Frederic Edwin Church, “The Parthenon,” 1871, oil on canvas, Metropolitan Museum of Art, New York City
Frederic Edwin Church, “Temple of Jupiter at Sunrise, Baalbek, May 7, 1868,” graphite and chalk on paperboard, Smithsonian Design Museum

Via the museum, “The most popular artist in mid-19th-century America, Frederic Edwin Church (1826-1900) took landscape painting to new heights of grandeur and was best known for his large, visually stunning paintings of American scenes as well as views of South America, the North Atlantic, and the Caribbean. But from 1867 until the end of his life, many of Church’s most important paintings represented ancient cities or buildings that he saw during his 1867-69 trip to the Middle East, Rome, and Athens.
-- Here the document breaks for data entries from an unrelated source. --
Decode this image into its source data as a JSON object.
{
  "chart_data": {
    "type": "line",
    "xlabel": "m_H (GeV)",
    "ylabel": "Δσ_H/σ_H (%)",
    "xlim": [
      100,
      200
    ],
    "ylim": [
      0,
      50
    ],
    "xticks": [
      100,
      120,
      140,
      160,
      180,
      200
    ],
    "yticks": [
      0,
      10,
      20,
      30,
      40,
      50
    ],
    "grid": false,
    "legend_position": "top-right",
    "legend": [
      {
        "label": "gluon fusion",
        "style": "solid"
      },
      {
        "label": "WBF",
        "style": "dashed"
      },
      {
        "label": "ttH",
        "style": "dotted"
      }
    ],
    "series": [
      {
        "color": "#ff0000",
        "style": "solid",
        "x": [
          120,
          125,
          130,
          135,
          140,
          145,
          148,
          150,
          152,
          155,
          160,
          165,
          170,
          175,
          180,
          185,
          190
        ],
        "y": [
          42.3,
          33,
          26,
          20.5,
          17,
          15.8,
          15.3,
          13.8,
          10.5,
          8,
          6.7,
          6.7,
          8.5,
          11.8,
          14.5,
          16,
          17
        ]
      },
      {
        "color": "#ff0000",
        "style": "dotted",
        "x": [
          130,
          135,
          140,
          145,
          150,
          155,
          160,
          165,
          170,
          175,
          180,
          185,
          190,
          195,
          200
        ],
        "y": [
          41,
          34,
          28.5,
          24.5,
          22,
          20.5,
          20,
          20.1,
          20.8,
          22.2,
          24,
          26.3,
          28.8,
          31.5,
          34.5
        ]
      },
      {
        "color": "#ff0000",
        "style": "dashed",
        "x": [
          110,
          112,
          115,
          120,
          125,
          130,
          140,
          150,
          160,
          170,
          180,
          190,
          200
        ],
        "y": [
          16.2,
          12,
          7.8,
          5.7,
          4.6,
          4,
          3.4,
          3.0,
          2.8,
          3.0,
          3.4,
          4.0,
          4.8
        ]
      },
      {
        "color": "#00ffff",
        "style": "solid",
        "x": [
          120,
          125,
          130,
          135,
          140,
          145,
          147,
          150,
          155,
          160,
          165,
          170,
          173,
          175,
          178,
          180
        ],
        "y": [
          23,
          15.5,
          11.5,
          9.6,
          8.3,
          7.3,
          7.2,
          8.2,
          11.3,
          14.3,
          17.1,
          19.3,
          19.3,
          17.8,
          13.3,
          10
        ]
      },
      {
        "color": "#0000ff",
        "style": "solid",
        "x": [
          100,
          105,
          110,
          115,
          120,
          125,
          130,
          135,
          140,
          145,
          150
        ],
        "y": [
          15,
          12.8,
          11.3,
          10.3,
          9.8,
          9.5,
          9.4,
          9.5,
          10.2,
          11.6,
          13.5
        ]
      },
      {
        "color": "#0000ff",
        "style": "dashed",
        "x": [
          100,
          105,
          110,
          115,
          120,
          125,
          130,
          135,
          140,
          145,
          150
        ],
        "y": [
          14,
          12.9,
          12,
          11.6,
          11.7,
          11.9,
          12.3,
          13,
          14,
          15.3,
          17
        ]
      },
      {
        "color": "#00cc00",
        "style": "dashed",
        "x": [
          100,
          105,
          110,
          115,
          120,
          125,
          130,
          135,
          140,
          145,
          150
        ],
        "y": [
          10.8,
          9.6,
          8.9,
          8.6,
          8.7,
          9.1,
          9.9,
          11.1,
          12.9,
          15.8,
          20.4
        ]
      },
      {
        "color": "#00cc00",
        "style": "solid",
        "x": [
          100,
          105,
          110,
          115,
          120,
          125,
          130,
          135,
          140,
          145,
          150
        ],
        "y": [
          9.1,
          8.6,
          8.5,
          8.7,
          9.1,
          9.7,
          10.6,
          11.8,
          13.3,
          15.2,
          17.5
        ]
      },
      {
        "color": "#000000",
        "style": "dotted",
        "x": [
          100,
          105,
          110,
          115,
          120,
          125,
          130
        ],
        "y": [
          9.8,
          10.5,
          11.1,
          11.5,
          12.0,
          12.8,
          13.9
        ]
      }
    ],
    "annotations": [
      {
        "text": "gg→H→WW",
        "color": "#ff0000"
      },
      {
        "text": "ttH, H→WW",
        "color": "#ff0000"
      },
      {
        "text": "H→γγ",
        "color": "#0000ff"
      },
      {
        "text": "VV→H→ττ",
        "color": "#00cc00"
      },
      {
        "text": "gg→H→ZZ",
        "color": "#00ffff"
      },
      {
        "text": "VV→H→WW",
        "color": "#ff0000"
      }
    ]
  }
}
While Church’s paintings of the New World focused on the natural world, his works from the Old World explored human history. The exhibition brings together nearly all of Church’s most important paintings of the Mediterranean region and Holy Land in order to explore this major shift in his artistic practice.”

Frederic Edwin Church, “Al Ayn (The Fountain),” 1882, oil on canvas, Mead Art Museum, Amherst College, MA
Frederic Edwin Church, “Syria by the Sea,” 1873, oil on canvas, Detroit Institute of Arts

Allison Perkins, director of the Reynolda House Museum, added, “[The exhibition] provides a remarkable opportunity to see the work of one of the most honored Hudson River School artists, whose painting ‘The Andes of Ecuador’ is one of the most important works in the Reynolda House collection. All of the work in the exhibition was created after Church observed firsthand some of antiquity’s most extraordinary cities, buildings, temples, and ruins. The exhibition juxtaposes pencil drawings and oil studies that Church completed during his trip with paintings he completed back in his studio.”